I don’t know why the East Coast is a source of such disbelief to me, but it continues to amaze. Today one of the landlords showing me a flooded apartment (I was to “use my imagination” about how it would look soon), then asked me to go for coffee. This is the man that I thought hated me yesterday because I couldn’t understand him on the phone for the life of me. Every single thing he said I had to ask him to repeat, and again. And again. Until he was speaking sooooo sloooowly and had cut out soooo many words that you’d think *I* was the novice English speaker. So, apparently Konstantin didn’t hate me when he met me today. In fact, I can pinpont the moment: he says, “you’re studying at RISD?” I say, no, PhD in Theatre at Brown and boom. He is a different man.

He’s a salt-and-pepper headed, greybeard with a belly tucked into ironed blue jeans and loafers that click along the sidewalk in a distinctly un-American manner. He was interesting, so I climbed into his brand new Mercedes and went to coffee with him. He asked me do I drink. I say, sometimes. He say, “You smoke!? You do! I know you do!” I said, “Festroeker”…party smoker. He says, “you smoke pot?!” I say, “Mmm, not very often.” He likes my honesty. He doesn’t like Bill Clinton’s dishonesty. I ask where he’s from. He asks me to guess, so I guess Greece, which is apparently the popular guess. I’m stuck for the next guess. Finally he says “Georgia! …Not American Georgia.” To which I laugh and laugh.
We have to go to the gas station for Parliaments, then to Coffee Exchange where he buys me “anything I want.” Which turns out to be an iced latte. He asks if I think he’s doing all this to make me rent. He insists he is not. He says he’s not picking me up… at least I think he says this. He’s much easier to understand in person, but not everything comes through.
He makes a face about tattooed girls. Another girl is revealing a remarkable amount of rear end skin sitting in her chair and he says, “Female but not feminine.” I run a hand through the short hair of my semi-mohawk (it’s flattish today) and say I’m maybe not feminine either. He makes some distinction I don’t quite understand.
There’s a wedding ring on his left hand. I try out the three Russian phrases that I learned from a “Speak Russian” audio course on him. I recite the Russian I learned from my grandmother who has an MA in Slavic Language. An entire MA and she remembers only the beginning of a nursery rhyme (I will approximate my own poor pronunciation):

Pif, poof, oi yoi yoi.
Umarai-itz, zeitz kamoy.

Bang bang. Oh my.
The rabbit is dead.

Mimi recites this with gusto and an unmistakable tone of self-satisfaction at the drop of a hat. It’s obvious that she excelled at recitations as a schoolgirl and still longs for the approval it must have brought her.
Konstantin recognizes it instantly and laughs and laughs. He corrects my translation: the rabbit is dying, it’s not dead. I say it’s a strange poem. He says, no no, it’s for children at bedtime. I say that’s a scary thing to tell a child at night. Konstantin does not agree.
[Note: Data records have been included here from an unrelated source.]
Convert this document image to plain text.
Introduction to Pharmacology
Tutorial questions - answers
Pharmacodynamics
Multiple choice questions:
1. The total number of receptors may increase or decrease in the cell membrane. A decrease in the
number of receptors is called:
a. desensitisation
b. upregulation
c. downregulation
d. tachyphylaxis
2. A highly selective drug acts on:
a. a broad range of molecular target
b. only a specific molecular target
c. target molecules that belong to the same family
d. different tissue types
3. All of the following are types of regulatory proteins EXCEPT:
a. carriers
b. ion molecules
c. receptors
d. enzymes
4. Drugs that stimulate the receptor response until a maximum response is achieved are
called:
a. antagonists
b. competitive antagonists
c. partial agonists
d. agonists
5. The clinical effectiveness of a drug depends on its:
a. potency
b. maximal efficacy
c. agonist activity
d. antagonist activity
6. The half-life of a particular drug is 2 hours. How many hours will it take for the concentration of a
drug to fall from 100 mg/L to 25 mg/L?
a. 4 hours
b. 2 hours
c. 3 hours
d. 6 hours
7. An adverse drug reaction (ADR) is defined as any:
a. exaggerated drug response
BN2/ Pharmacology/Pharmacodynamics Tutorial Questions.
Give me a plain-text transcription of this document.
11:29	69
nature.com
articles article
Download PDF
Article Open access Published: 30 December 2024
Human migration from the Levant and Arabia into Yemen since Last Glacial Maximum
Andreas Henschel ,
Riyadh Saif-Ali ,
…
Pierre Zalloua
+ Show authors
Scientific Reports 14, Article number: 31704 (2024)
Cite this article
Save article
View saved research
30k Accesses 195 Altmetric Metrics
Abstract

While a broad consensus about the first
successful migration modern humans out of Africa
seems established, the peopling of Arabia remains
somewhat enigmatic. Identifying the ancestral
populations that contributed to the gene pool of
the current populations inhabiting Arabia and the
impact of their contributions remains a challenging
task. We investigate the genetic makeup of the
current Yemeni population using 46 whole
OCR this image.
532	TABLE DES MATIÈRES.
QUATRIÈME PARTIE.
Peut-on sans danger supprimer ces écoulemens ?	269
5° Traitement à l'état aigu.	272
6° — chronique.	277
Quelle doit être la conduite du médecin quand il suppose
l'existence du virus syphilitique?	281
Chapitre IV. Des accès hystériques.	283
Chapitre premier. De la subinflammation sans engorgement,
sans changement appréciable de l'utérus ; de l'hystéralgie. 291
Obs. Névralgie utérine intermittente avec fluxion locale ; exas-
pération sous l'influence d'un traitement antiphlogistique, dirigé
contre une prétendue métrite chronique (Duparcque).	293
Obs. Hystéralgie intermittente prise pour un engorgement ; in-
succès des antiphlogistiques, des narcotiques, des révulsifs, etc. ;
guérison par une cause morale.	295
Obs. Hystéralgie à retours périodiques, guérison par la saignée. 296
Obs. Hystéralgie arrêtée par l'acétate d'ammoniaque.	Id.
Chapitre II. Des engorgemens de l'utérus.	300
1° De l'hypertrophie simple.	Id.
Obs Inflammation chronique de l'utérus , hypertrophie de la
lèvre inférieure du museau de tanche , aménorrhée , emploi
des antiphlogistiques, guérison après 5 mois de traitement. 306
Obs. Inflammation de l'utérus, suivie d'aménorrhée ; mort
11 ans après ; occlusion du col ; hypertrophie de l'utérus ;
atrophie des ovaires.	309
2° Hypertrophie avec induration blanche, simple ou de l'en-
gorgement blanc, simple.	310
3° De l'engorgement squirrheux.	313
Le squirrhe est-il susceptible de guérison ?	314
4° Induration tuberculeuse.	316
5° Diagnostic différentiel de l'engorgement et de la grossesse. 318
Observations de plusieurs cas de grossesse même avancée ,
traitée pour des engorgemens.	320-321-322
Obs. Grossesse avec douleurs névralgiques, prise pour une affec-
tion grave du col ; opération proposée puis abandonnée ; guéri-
When it’s rather too close to my next appointment, we hop back in the car and he drops me off by Olivia. He wants to have dinner. I say I’m busy. [Lie.] He says lunch tomorrow. I say I have appointments. [mostly not a lie]. He says to plan around them. No no, I say. Then, stupid girl, I say “Tuesday.” He says do I call you or you call me? I say I call him. He tries to get me to promise.

Half an hour later I’m in the really good apartment. The one I think I’m going to go for. My phone rings; “private call.” In response to my hello, there is a sentence of Russian or possibly Georgian that I don’t understand. I immediately tell him I’m at a flat and I can’t talk. There is a big hurry. [this is true.] He apologizes and hangs up. As I think about this call later, I feel like I’ve deflated him. In my memory, Konstantin sounds deeply humiliated. I don’t know if this is true. I don’t know how to call him or not call him.

And that my friends, was today’s adventure. I hope you’re having adventures too. I’d love to hear about them.